O porta-voz nacional da União Bharatiya Kisan, Rakesh Tikait, disse ao Newsclick que o governo “cego e surdo não vê nem ouve” os agricultores que estão nas ruas há meses. “O governo não deve ter a ilusão de que os agricultores voltarão para casa de mãos vazias. Ainda hoje, eles insistem na exigência de revogação das leis agrícolas”.

A recente deriva de Modi, se aproximando de Washington, em contraste com a tradicional política externa indiana de não-alinhamento, também mereceu observações dos agricultores em luta.

“O primeiro-ministro está fazendo palestras ao mundo sobre direitos humanos. Ele não nos vê? Não temos direitos humanos? Ele não sabe que nossos 600 fazendeiros morreram sentados nas estradas? Ele não viu os corpos apodrecidos jogados no Ganges no período Covid? É ridículo dizer ao mundo que você realmente se preocupa com os direitos humanos”, indignou-se Suresh Koth.

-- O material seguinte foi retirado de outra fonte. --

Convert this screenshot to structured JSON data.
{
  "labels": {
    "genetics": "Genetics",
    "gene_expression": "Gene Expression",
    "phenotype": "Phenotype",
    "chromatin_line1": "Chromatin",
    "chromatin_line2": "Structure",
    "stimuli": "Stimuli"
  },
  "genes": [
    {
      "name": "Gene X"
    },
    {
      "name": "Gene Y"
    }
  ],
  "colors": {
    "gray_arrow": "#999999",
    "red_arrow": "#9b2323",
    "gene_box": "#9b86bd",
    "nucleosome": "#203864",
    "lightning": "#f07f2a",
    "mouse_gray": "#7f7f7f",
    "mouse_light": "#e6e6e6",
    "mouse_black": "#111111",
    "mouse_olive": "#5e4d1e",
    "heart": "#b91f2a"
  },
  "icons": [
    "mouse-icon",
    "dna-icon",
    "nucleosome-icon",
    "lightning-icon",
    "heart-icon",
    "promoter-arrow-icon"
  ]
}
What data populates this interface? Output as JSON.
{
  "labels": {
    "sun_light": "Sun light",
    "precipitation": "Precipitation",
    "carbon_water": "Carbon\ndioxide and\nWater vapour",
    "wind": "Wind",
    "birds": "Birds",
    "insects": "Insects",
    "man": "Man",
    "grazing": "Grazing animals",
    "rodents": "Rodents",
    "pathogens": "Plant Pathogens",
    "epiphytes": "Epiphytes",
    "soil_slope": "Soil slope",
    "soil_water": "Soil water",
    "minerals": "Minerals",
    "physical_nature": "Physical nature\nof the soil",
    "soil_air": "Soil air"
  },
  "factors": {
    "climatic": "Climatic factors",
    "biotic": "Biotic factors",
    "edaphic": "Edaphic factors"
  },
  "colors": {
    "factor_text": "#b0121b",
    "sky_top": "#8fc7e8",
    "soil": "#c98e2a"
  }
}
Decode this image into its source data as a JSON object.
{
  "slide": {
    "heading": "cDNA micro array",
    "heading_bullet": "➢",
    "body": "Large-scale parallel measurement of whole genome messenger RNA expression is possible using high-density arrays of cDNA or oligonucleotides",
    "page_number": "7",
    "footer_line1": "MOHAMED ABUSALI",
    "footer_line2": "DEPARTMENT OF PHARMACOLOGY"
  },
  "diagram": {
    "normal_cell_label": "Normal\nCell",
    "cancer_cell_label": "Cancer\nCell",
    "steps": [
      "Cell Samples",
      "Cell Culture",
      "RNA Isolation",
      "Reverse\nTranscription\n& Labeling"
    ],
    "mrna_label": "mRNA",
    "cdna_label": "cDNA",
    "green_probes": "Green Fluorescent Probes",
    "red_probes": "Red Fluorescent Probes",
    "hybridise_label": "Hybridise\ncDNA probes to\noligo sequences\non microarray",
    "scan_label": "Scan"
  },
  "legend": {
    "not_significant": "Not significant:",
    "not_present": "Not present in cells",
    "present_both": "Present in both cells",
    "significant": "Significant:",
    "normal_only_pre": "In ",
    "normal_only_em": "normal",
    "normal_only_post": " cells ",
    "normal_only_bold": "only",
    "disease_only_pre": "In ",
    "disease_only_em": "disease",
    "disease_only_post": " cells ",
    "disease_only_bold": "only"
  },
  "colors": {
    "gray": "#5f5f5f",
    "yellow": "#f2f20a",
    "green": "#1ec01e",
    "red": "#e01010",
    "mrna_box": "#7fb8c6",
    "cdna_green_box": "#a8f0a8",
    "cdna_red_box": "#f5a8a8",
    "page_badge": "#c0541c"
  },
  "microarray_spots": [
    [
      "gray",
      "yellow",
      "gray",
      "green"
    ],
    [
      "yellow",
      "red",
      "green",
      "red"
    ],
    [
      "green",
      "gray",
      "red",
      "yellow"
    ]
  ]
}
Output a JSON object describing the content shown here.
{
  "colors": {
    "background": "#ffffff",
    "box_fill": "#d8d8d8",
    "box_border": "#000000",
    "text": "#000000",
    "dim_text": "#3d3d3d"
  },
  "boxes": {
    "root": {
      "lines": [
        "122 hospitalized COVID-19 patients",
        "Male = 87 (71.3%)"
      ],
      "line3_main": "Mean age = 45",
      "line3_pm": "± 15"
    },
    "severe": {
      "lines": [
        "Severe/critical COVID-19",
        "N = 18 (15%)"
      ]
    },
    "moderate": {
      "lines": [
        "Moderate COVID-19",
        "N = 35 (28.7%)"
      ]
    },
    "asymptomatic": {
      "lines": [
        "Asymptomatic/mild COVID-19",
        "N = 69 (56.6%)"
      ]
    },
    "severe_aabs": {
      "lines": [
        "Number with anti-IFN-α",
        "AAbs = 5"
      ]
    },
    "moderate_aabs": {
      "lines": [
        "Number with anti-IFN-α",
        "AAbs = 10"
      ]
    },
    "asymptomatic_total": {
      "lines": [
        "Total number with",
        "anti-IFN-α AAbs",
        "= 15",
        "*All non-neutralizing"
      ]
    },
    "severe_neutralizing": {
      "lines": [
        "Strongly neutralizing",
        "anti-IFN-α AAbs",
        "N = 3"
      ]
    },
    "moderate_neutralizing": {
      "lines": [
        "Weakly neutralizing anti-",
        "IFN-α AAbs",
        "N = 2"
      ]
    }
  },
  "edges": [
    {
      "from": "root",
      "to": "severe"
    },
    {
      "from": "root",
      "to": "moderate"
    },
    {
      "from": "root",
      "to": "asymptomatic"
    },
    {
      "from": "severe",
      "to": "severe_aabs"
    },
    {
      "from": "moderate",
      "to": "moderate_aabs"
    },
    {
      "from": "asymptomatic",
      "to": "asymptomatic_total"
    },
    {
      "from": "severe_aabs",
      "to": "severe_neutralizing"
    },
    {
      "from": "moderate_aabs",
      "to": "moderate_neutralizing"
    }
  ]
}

Segundo o Newsclick, “ao longo dos dez meses de luta, as mobilizações dos agricultores serviram para expressar outras preocupações, reivindicações e exigências, ligadas às camadas populares na Índia. As privatizações de empresas estatais, a inflação, o aumento do preço dos combustíveis, o desemprego e a repressão sobre manifestantes foram algumas delas”.

Essa resistência às nocivas ‘reformas’ revela que há, na Índia, forças capazes de se opor a um governo que tem promovido incessantemente o chauvinismo hindu contra os muçulmanos e outras minorias, e incita divisões étnicas, comunais e de casta. Enquanto a Índia se arrasta na 129ª posição no IDH (Índice de Desenvolvimento Humano), está em quinto lugar no placar mundial de bilionários [em dólares], sendo a número seis do mundo por PIB nominal.